Tym razem była to "Komedia z dreszczykiem" napisana przez Maggie W. Wrightt, która przeniosła widzów w niedzielny wieczór (22 października br.) w świat ogromnych emocji i zdarzeń. Tych zabawnych, i tych mrożących krew w żyłach, ale za to z humorem i zakończeniem, jakiego nikt z widzów by się nie spodziewał.

Akcja rozgrywa się w 30. rocznicę ślubu Izabeli (Magdalena Wołłejko) i Konrada (Marek Siudym).

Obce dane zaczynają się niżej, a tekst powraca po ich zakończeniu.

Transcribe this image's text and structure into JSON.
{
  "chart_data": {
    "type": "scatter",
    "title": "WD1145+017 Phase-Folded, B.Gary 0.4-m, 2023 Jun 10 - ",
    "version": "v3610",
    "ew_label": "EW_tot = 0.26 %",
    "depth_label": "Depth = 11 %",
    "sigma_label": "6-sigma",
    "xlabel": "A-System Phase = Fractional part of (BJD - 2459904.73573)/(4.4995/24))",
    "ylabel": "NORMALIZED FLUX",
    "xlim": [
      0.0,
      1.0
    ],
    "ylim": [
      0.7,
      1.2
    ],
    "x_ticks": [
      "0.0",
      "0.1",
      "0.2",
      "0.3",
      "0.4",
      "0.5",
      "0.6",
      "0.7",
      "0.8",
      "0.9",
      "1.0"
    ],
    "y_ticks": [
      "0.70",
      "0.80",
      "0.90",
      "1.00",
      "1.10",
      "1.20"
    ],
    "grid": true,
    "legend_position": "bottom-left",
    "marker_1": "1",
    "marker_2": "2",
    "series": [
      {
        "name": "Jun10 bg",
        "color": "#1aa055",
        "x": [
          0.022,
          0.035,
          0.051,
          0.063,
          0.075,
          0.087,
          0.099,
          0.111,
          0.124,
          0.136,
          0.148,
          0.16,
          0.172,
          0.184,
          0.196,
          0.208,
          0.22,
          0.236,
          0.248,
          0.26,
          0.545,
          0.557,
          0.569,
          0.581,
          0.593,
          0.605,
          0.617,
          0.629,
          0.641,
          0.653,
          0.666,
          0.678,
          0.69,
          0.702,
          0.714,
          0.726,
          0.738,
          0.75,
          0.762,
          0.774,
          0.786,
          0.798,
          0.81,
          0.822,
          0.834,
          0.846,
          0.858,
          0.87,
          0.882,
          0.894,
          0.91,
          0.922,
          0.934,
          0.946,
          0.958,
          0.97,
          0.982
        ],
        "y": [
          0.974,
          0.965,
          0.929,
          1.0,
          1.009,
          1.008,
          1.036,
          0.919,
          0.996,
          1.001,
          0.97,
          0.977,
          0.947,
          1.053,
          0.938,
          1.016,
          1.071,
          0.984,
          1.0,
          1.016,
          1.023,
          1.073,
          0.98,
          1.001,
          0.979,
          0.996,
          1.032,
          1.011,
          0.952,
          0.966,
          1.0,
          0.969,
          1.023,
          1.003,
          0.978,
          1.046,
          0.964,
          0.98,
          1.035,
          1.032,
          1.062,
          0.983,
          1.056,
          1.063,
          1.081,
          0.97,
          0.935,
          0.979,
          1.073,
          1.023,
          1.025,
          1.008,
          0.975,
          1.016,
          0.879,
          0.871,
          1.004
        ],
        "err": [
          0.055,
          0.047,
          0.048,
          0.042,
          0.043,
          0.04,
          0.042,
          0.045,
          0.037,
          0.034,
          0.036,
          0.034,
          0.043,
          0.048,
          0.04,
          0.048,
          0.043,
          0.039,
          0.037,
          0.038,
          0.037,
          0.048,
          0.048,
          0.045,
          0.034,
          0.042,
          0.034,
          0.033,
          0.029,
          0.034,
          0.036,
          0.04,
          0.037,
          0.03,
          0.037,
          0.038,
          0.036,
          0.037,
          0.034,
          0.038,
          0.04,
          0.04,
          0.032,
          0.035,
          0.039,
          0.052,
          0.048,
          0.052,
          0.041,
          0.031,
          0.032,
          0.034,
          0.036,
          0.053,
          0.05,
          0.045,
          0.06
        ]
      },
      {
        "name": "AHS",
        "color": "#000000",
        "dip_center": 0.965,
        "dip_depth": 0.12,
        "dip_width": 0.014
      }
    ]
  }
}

Ona niespełniona aktorka, on kiedyś całkiem niezły scenarzysta. Żona przygotowuje się do wspólnego świętowania, ale mąż ma już swoje plany. Chce spędzić ten wieczór ze znacznie młodszą aktorką - kandydatką na kochankę. Niestety, życie krzyżuje zamiary całej trójki, bo dochodzi do …właśnie. Samobójstwa, morderstwa, a może tak skomplikowanej intrygi, że gubią się w tym wszyscy po kolei? Tę zagadkę próbuje rozgryźć dociekliwy i nieprzejednany, choć średnio inteligentny Józef, inspektor policji. Jednak bohaterowie mu tego nie ułatwiają. Sprawę komplikuje także nagły przyjazd jego siostry bliźniaczki - medium i hipochondryczki. Na jaw wychodzą coraz bardziej zaskakujące i nieprawdopodobne historie. Ale na szczęście wszystko kończy się dobrze.